In the sixth case, the Virginia Board of Medicine issued a confidential advisory letter to our client before closing its investigation. This matter involved a physician who gave a patient a prescription that did not include the patient’s first or last name. Because Virginia law expressly requires written prescriptions to include the patient’s first and last name, the Board found that the omission of that information merited a confidential advisory letter to the physician. However, the Board made clear that the letter would be held in strict confidence and would not be provided to anyone but our client. Thus, the letter will not negatively impact the physician’s practice or reputation in any way.

In the seventh case, a patient filed an anonymous Board complaint alleging that a physician’s office was unsanitary. Specifically, the patient claimed that the physician was using unsterilized instruments, was drawing blood without wearing gloves, and had a sharps container overflowing with medical waste. As a result of the complaint, Board investigators conducted an unannounced site inspection. They observed a host of sanitation and infection control issues that corroborated the allegations in the complaint. A full-blown investigation ensued. Our firm was retained to assist with the investigation.

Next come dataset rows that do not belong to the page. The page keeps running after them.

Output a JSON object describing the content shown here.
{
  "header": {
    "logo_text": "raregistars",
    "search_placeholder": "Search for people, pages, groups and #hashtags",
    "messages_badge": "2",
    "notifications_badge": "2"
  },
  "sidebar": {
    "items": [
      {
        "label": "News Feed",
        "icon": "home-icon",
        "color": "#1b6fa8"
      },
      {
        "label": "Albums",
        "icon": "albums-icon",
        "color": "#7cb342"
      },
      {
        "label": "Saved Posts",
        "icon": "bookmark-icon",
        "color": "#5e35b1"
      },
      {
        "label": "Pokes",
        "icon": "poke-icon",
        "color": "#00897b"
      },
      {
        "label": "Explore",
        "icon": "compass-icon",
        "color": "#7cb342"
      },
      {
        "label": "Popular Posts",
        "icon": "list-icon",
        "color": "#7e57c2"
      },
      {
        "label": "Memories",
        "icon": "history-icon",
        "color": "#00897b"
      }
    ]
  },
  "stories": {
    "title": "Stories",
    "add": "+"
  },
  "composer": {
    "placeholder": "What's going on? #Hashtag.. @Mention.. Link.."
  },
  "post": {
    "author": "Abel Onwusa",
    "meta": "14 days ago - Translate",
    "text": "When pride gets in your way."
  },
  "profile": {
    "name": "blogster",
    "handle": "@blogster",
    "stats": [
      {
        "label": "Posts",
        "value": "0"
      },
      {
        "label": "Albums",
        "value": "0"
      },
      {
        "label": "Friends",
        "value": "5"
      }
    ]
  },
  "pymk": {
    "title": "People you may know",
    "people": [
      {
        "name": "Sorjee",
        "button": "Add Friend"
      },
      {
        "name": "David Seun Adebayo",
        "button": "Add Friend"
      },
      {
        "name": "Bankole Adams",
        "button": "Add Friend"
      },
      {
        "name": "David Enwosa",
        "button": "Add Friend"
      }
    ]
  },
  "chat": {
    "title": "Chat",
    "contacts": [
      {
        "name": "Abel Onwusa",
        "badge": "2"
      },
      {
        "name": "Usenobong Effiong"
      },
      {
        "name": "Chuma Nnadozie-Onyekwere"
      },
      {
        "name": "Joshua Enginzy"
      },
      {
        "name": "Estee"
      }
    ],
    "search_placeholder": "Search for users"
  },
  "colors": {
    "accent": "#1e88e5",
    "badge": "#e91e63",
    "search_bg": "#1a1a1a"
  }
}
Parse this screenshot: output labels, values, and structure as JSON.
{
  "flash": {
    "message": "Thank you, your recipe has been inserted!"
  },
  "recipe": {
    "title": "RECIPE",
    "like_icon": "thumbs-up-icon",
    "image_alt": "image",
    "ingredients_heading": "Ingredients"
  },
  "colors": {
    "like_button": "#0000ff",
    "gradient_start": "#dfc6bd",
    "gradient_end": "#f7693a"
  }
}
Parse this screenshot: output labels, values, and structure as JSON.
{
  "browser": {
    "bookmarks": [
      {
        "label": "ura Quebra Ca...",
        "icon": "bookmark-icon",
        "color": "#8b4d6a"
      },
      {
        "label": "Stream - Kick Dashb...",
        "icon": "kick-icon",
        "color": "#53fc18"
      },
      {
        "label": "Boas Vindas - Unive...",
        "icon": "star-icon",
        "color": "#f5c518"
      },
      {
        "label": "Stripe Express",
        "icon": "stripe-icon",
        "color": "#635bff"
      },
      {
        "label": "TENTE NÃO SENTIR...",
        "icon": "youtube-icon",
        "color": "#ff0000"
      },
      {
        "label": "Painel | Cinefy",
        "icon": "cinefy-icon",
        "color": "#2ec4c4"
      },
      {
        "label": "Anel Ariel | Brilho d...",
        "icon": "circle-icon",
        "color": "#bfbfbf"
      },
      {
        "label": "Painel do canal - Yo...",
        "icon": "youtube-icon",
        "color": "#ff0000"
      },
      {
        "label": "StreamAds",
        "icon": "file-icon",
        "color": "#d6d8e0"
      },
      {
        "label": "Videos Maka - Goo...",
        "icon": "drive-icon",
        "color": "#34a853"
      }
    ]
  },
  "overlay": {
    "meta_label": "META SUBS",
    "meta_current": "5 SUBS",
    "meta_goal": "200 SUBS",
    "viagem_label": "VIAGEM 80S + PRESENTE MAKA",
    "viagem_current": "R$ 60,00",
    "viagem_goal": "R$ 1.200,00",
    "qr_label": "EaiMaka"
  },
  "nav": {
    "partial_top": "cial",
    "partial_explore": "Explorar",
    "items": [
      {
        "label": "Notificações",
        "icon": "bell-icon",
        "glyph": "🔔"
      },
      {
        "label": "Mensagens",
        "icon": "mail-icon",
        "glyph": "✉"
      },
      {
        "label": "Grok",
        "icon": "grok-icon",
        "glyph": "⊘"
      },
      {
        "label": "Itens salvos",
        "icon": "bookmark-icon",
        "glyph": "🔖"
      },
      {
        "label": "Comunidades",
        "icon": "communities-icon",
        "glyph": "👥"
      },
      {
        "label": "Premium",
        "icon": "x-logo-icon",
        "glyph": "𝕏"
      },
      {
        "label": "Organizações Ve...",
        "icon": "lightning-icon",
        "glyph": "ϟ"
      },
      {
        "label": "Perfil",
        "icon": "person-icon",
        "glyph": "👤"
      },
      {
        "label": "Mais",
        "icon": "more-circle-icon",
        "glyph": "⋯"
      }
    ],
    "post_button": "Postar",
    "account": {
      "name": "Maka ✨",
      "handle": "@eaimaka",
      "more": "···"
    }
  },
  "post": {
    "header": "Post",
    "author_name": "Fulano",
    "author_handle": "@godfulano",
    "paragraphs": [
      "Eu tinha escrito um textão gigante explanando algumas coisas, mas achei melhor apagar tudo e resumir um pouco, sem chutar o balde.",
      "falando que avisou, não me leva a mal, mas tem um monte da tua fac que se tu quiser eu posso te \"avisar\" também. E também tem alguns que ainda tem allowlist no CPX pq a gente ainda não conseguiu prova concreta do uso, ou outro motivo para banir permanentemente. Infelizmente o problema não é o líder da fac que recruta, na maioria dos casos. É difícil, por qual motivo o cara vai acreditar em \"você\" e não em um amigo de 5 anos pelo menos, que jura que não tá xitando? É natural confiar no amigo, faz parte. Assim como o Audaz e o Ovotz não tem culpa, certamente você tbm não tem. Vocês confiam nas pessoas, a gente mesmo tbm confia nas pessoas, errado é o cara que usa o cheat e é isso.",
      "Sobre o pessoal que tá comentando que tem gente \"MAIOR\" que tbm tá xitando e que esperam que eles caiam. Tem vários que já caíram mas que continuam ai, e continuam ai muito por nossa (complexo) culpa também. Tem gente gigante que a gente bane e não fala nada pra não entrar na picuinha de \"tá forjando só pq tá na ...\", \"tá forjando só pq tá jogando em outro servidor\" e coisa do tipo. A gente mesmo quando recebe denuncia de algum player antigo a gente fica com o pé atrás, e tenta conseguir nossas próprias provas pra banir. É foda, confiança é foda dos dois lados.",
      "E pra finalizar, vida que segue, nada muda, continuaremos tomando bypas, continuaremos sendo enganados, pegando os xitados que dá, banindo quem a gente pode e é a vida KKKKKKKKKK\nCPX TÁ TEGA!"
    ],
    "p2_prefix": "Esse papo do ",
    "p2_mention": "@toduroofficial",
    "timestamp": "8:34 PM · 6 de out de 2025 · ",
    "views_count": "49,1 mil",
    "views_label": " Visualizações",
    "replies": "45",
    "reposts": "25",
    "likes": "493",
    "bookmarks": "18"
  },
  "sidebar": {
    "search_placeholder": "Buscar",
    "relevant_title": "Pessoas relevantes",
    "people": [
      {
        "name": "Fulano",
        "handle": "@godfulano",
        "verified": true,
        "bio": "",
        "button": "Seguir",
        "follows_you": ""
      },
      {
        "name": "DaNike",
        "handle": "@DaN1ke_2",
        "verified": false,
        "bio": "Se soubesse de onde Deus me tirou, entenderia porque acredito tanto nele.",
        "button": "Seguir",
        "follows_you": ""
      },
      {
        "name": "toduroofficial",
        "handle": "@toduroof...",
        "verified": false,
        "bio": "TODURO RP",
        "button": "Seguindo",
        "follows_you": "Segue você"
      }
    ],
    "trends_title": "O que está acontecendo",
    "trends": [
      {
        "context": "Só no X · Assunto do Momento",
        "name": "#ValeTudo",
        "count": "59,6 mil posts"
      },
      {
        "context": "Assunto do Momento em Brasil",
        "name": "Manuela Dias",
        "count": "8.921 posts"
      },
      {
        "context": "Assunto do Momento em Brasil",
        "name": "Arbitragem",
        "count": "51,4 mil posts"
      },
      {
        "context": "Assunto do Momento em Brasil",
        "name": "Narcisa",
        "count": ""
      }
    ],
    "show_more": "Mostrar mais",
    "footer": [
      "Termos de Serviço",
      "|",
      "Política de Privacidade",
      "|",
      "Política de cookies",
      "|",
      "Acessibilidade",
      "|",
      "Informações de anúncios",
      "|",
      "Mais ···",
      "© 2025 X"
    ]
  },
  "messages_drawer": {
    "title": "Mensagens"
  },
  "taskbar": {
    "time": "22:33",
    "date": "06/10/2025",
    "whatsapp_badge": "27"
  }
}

We conducted our own inspection of the physician’s office, identified potential sanitation concerns, and worked with the physician to eliminate each of the problems to the best of his ability. Despite the substantial concerns described in the Board’s investigation, we negotiated a settlement agreement that allowed the physician to maintain his license. The settlement agreement expressly states that it is not disciplinary in nature and that the Board had not charged the physician with any violation of applicable law. In exchange, the physician simply had to agree to comply with applicable infection control and sanitation guidelines, agree to an unannounced site visit, complete CME credits in infection control, and pay a small fine of $1,000. The first two requirements were already required by applicable law and, as such, imposed no new requirements on the physician.

The Health Law Practice Group at Jackson & Campbell has decades of experience in helping its clients defend their licenses. We strive to handle every detail of these types of complaints so our clients can be free to do what they do best: provide top notch healthcare services.